For many years, especially in the 1950s and 1960s, the late Dr Cornelius Lucey, Bishop of Cork, had a national reputation as the terror of the confirmation classes. In many ways he fitted the stereoptype of the 1950s hierarch: imposing profile, beetling brows, and thunderous denunciation of the ills of the modern age. His addresses to confirmation classes, in particular, were noted for their eloquent - and often quite political - attention to emigration, governmental neglect of the farming community, and a wide range of other social issues. He silenced and exiled Dr James Good at the height of the contraception controversy at the end of the 1960s, and did so with clinical efficiency. Looked at more closely, however, his career provides us with yet another example of the image and the reality being slightly out of sync. Lucey - "Connie" as he was familiarly known - was certainly of a conservative disposition, but he was also, as they would have colloquially remarked up Barrack Street or in Blackpool, no daw. He was, for example, a spin doctor before his time.
Mystery talk
Somebody once asked him what all the mystified 11- and 12-year-olds made of the detailed political and sociological analyses which filled columns of the Cork Examiner on the morning after every confirmation ceremony. Connie smiled sweetly.
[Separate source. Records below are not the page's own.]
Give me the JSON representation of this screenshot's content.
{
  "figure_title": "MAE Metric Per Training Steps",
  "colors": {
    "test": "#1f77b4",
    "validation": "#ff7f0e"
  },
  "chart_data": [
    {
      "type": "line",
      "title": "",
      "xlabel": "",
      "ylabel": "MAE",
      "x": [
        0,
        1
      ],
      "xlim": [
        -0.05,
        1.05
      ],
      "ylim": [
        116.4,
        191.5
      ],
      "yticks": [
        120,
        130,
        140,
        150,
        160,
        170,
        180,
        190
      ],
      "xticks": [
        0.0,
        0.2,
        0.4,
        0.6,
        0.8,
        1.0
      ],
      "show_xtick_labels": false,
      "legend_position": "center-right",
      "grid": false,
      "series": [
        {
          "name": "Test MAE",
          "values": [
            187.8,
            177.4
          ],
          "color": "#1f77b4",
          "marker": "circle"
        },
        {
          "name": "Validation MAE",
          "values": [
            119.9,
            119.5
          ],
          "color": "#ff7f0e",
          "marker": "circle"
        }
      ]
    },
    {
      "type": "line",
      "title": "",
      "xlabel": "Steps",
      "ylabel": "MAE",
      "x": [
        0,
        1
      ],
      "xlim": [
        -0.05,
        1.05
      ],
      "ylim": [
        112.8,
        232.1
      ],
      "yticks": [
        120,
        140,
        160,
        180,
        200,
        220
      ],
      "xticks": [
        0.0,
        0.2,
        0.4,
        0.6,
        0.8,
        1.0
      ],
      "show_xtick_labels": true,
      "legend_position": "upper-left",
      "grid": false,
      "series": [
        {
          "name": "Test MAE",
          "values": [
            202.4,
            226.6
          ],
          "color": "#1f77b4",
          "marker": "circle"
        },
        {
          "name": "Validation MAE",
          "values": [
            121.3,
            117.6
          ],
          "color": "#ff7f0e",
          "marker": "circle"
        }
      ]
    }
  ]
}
That, he told his questioner, was just the stuff he sent to the papers; what he actually talked about to the children was the mystery of confirmation.
Another of the (many) stories told about him concerns the time, during one of the "Red Scare" elections in the 1950s, when a builder came to see him, chasing a lucrative church contract. Thinking to ingratiate himself with the bishop, the builder launched into a ferocious attack on the Communist Party, and in particular on its standard-bearer, Michael O'Riordan (happily with us today). He never got the contract. In later years he was reputed to exclaim disconsolately to acquaintances: "How was I to know that Mick O'Riordan was a cousin of the Bishop of Cork?"
Less well known is the fact that Connie Lucey had a keen and - by contemporary standards - remarkably liberal view of the press, at least in some respects. This emerged during the debate about the 1937 Constitution, and in particular its section on the freedom of the press.
Lucey, not yet a bishop, was making a name for himself with his articles in the pages of the Irish Theological Quarterly. In the July-December issue of this journal in 1937, he addressed de Valera's attempts to satisfy his critics on freedom of expression. Broadly speaking, he approved of de Valera's formula - although, true to type, he regretted the omission of any provision which would have made "anti-religious" matter illegal.
Where his article has an astonishingly contemporary ring, however, is in the attention he devoted to the law of libel, which, he said, "in practice accounts for more stifling of facts and opinion than all the other checks put together". There were, he concluded, many problems about the law of libel. One was that the defence of justification and fair comment were, in practice, almost meaningless.
Onus of proof
"You will have to prove, and prove with the same strictness of proof as in a criminal charge, that the whole statement and every part of it is true. The onus of proof is on you, and the proof must be absolutely conclusive. For instance, if you assert that a cabinet minister neglects his department, you must prove that he has neglected it, not once or a few times, but habitually". Sailing even closer to the wind, he went on: "Suppose you find that a cabinet minister is very friendly with a businessman, and that this businessman is given licences to export or import goods not given to any others, you will rightly suspect favouritism, But you can hardly voice it and escape the charge of libel.
"Or again, you may play the detective on slum landlords, and collect evidence as to their rent charges, the condition of their property etc. But you cannot publish, with names and dates, that evidence and call for an enquiry. In other words you may not voice suspicions however well-grounded. And you may not publish facts discreditable to certain public services or classes.
More latitude
"We are far from suggesting any modification of this law insofar as it protects the private citizen. But we do suggest that a little more latitude should be given in criticising public men. The life of the public politician, financier etc., should be, like that of Caesar's wife, above suspicion. He thrives on the confidence of the public in him, and accordingly the public are entitled to know all about him. Hence it seems desirable that, in addition to proven facts, even well-grounded suspicions as to his honesty etc., should be laid before them. And who can do that but the Press? "There is, admittedly, a danger in this. It may open the way to irresponsible mud-slinging in public life - where alas all too little charity is operative even as things are. But that danger must be faced if we are to escape the still greater danger of corruption and inefficiency in the management of public affairs."
In 1964, more than a quarter of a century after Lucey wrote this, the great US jurist, Herbert Wechsler, who died on April 26th last, successfully appeared in the US Supreme Court for the New York Times in a landmark case which established protection for the US media against libel suits brought by public officials, as long as their reports were not "false, scandalous or malicious". Since then, any public official suing for libel in the US has to prove malicious intent.
Sixty-three years after Lucey put pen to paper, we are still waiting.